A guided, narrative-driven view of your subscription revenue that walks you through current MRR, monthly movements, plan-level splits, and top customers - in that order, every time you open it.
Most subscription analytics tools put every metric on one screen and leave you to figure out what matters. The result is a dashboard you glance at, feel vaguely informed by, and close - without a clear answer.
We kept seeing founders open their Stripe dashboard, see a revenue number, and close it - without knowing whether that number was healthy, fragile, or improving. The problem wasn't the data. Stripe has the data. The problem is that raw data tools put the burden of synthesis on you. If you don't already know what questions to ask, you leave without answers.
The dashboard is structured as a sequence of questions that build on each other, not a grid of unrelated metrics.
At the top: your current MRR alongside last month's - dollar delta and percentage change, immediately visible. Below that: a 12-month trend line showing each month of MRR as a single point, so you can see at a glance whether predictable revenue is actually building over time.
Next: the MRR movements chart. Bars above zero represent revenue added that month; bars below represent revenue lost. Stack height shows total impact. In one view, you see whether a growth month was driven by meaningful new revenue or just noise.
Then: the plan breakdown. Every active pricing plan shows its MRR contribution, customer count, and month-over-month percentage change. Toggle plans on and off to compare them directly. Most teams find that growth and churn concentrate in one or two plans - and seeing that clearly changes how you think about pricing and retention.
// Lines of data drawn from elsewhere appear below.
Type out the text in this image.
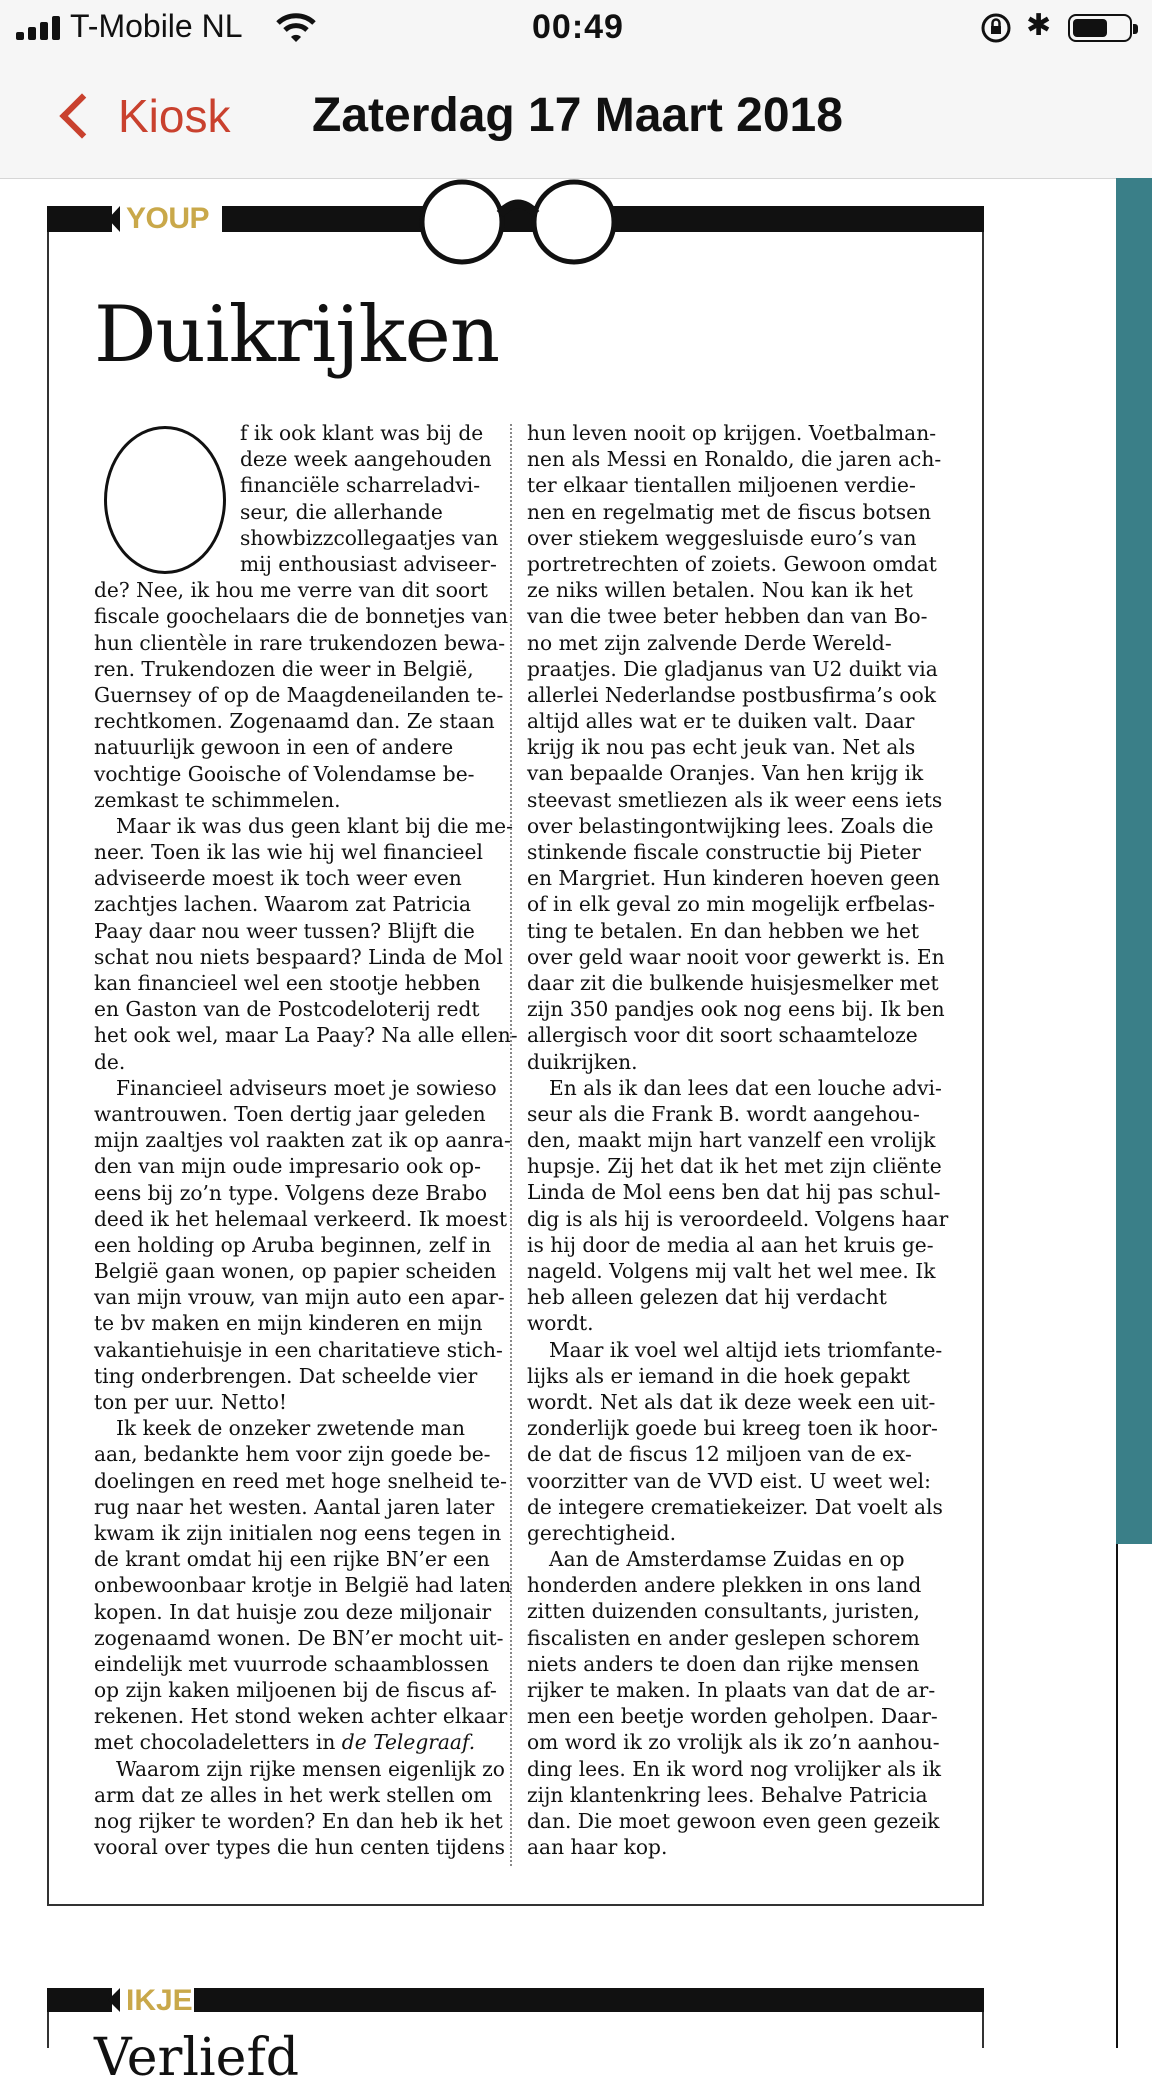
T-Mobile NL	00:49	✱
Kiosk Zaterdag 17 Maart 2018
YOUP
Duikrijken
f ik ook klant was bij de
deze week aangehouden
financiële scharreladvi-
seur, die allerhande
showbizzcollegaatjes van
mij enthousiast adviseer-
de? Nee, ik hou me verre van dit soort
fiscale goochelaars die de bonnetjes van
hun clientèle in rare trukendozen bewa-
ren. Trukendozen die weer in België,
Guernsey of op de Maagdeneilanden te-
rechtkomen. Zogenaamd dan. Ze staan
natuurlijk gewoon in een of andere
vochtige Gooische of Volendamse be-
zemkast te schimmelen.
Maar ik was dus geen klant bij die me-
neer. Toen ik las wie hij wel financieel
adviseerde moest ik toch weer even
zachtjes lachen. Waarom zat Patricia
Paay daar nou weer tussen? Blijft die
schat nou niets bespaard? Linda de Mol
kan financieel wel een stootje hebben
en Gaston van de Postcodeloterij redt
het ook wel, maar La Paay? Na alle ellen-
de.
Financieel adviseurs moet je sowieso
wantrouwen. Toen dertig jaar geleden
mijn zaaltjes vol raakten zat ik op aanra-
den van mijn oude impresario ook op-
eens bij zo’n type. Volgens deze Brabo
deed ik het helemaal verkeerd. Ik moest
een holding op Aruba beginnen, zelf in
België gaan wonen, op papier scheiden
van mijn vrouw, van mijn auto een apar-
te bv maken en mijn kinderen en mijn
vakantiehuisje in een charitatieve stich-
ting onderbrengen. Dat scheelde vier
ton per uur. Netto!
Ik keek de onzeker zwetende man
aan, bedankte hem voor zijn goede be-
doelingen en reed met hoge snelheid te-
rug naar het westen. Aantal jaren later
kwam ik zijn initialen nog eens tegen in
de krant omdat hij een rijke BN’er een
onbewoonbaar krotje in België had laten
kopen. In dat huisje zou deze miljonair
zogenaamd wonen. De BN’er mocht uit-
eindelijk met vuurrode schaamblossen
op zijn kaken miljoenen bij de fiscus af-
rekenen. Het stond weken achter elkaar
met chocoladeletters in de Telegraaf.
Waarom zijn rijke mensen eigenlijk zo
arm dat ze alles in het werk stellen om
nog rijker te worden? En dan heb ik het
vooral over types die hun centen tijdens
hun leven nooit op krijgen. Voetbalman-
nen als Messi en Ronaldo, die jaren ach-
ter elkaar tientallen miljoenen verdie-
nen en regelmatig met de fiscus botsen
over stiekem weggesluisde euro’s van
portretrechten of zoiets. Gewoon omdat
ze niks willen betalen. Nou kan ik het
van die twee beter hebben dan van Bo-
no met zijn zalvende Derde Wereld-
praatjes. Die gladjanus van U2 duikt via
allerlei Nederlandse postbusfirma’s ook
altijd alles wat er te duiken valt. Daar
krijg ik nou pas echt jeuk van. Net als
van bepaalde Oranjes. Van hen krijg ik
steevast smetliezen als ik weer eens iets
over belastingontwijking lees. Zoals die
stinkende fiscale constructie bij Pieter
en Margriet. Hun kinderen hoeven geen
of in elk geval zo min mogelijk erfbelas-
ting te betalen. En dan hebben we het
over geld waar nooit voor gewerkt is. En
daar zit die bulkende huisjesmelker met
zijn 350 pandjes ook nog eens bij. Ik ben
allergisch voor dit soort schaamteloze
duikrijken.
En als ik dan lees dat een louche advi-
seur als die Frank B. wordt aangehou-
den, maakt mijn hart vanzelf een vrolijk
hupsje. Zij het dat ik het met zijn cliënte
Linda de Mol eens ben dat hij pas schul-
dig is als hij is veroordeeld. Volgens haar
is hij door de media al aan het kruis ge-
nageld. Volgens mij valt het wel mee. Ik
heb alleen gelezen dat hij verdacht
wordt.
Maar ik voel wel altijd iets triomfante-
lijks als er iemand in die hoek gepakt
wordt. Net als dat ik deze week een uit-
zonderlijk goede bui kreeg toen ik hoor-
de dat de fiscus 12 miljoen van de ex-
voorzitter van de VVD eist. U weet wel:
de integere crematiekeizer. Dat voelt als
gerechtigheid.
Aan de Amsterdamse Zuidas en op
honderden andere plekken in ons land
zitten duizenden consultants, juristen,
fiscalisten en ander geslepen schorem
niets anders te doen dan rijke mensen
rijker te maken. In plaats van dat de ar-
men een beetje worden geholpen. Daar-
om word ik zo vrolijk als ik zo’n aanhou-
ding lees. En ik word nog vrolijker als ik
zijn klantenkring lees. Behalve Patricia
dan. Die moet gewoon even geen gezeik
aan haar kop.
IKJE
Verliefd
Finally: ARPU, customer count, net revenue, and refunds together on one card - and below that, your top customers ranked by current monthly contribution, not lifetime value or signup date.
The sequence matters. Current state → movement over time → plan breakdown → customer ranking. That order isn't arbitrary. It's the same order a good analyst would walk you through your numbers - starting with where you are, then explaining how you got there, then showing what's driving it, then naming who matters most.
When the structure of the dashboard is the analysis, you don't need to know what questions to ask. You follow the narrative and arrive at a complete picture every time - whether it's your first week using Chartsy or your hundredth. That consistency is what makes a dashboard actually useful over time.
The MRR Breakdown Dashboard is available to all Chartsy accounts with a connected Stripe or Paddle account. Open your Chartsy dashboard, navigate to MRR Breakdown in the sidebar, and set your date range - we recommend Last 12 months for the clearest trend view.
The dashboard updates automatically as new subscription data comes in. No manual exports or refreshes needed.